According to a survey, slightly more than half of the public (55 percent) think that an EHR system can reduce the number of medical mistakes (Chapter 4, n.d.). The same survey shows that 60 percent of respondents think than an EHR system can make healthcare services less expensive, and 54 percent claim that they would rather choose a personal physician who employs an EHR system than one who does not. The researchers go on to argue that EHR systems facilitate successful performance, increase customer satisfaction, and decrease costs. These data reflect public expectations from EHR systems, and it can be stated that those systems are viewed by the majority as positive.
In this regard, I stand with the majority: I believe in the benefits of EHR systems described above. First of all, an EHR system is a much more organized way of keeping records than paper-based systems, which is why the risk that the data will be confused or lost is decreased. Second, I think an important aspect of EHR systems is the issue of safety, which I think should be one of the main considerations in adopting certain systems of patient records. Upon their research, Sittig and Singh (2012) propose goals and objectives for developing safer EHR-enabled healthcare systems. However, the authors acknowledge from the very beginning that EHR is a safer approach to patient recording than employing paper-based systems. What is meant by safety in this context is that patients’ data are less likely to be accessed by unauthorized persons, misused, or abused? It is also suggested in the research that EHR systems help protect patients and facilitate reporting to patient-safety organizations.
Finally, I recognize one more benefit of EHR systems that makes them principally different from paper-based systems: electronic records can be stored in databases that can be accessed across facilities. It means that, if a patient travels to another town and seeks medical care there, his or her previous health records can be easily retrieved and considered by the medical staff. In case the patient had not used EHR systems, such retrieval would be problematic. It should be acknowledged that this benefit is not only for those who travel a lot but virtually for everyone.
Any patient may face the need to go to several different healthcare facilities, and the coordination between them may become a crucial factor in providing thorough and comprehensive care. Goetz, Kuzel, Feng, DeShazo, and Love (2012) conducted a qualitative study among practitioners to explore the benefits of employing EHR systems. Their results showed that medical staff found EHR systems more convenient in terms of storing and accessing patient information and more suitable for organizing office operations. But the key benefit recognized by the respondents was that EHR systems make a positive contribution to the coordination of care. However, disadvantages were described, too. They included costs of adoption and maintenance, insufficiency of knowledge about the way EHR systems work, and the necessity to transform traditional office operations.
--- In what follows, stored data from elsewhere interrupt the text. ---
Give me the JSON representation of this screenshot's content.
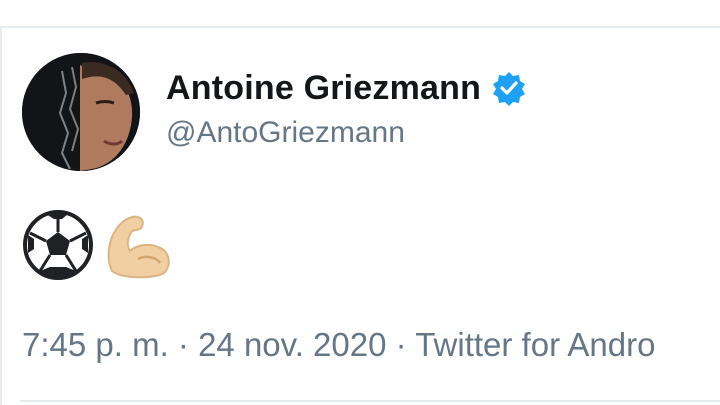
{
  "tweet": {
    "author": {
      "display_name": "Antoine Griezmann",
      "handle": "@AntoGriezmann",
      "verified": true,
      "avatar_icon": "profile-photo"
    },
    "body": {
      "emojis": [
        "soccer-ball-icon",
        "flexed-biceps-icon"
      ]
    },
    "meta": {
      "time": "7:45 p. m.",
      "separator": " · ",
      "date": "24 nov. 2020",
      "source": "Twitter for Andro"
    }
  },
  "colors": {
    "text_primary": "#14171a",
    "text_secondary": "#657786",
    "verified_blue": "#1da1f2",
    "divider": "#e6ecf0"
  }
}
I use an EHR system because I believe that, in the modern world, we should use the benefits of technological progress to improve various aspects of our lives, including healthcare. I would prefer seeing a physician who has an EHR system rather than one who does not. I believe that EHR systems improve the coordination of care and the safety of data. I am not sure if they save money to a significant extent, and there is still a debate on it among researchers, but the other benefits seem evident to me.
Chapter 4: Electronic health records. (n.d.). Web.
Goetz, G. D., Kuzel, A. J., Feng, L. B., DeShazo, J. P., & Love, L. E. (2012). EHRs in primary care practices: Benefits, challenges, and successful strategies. The American Journal of Managed Care, 18(2), 48-54.
Sittig, D. F., & Singh, H. (2012). Electronic health records and national patient-safety goals. New England Journal of Medicine, 367(19), 1854-1860.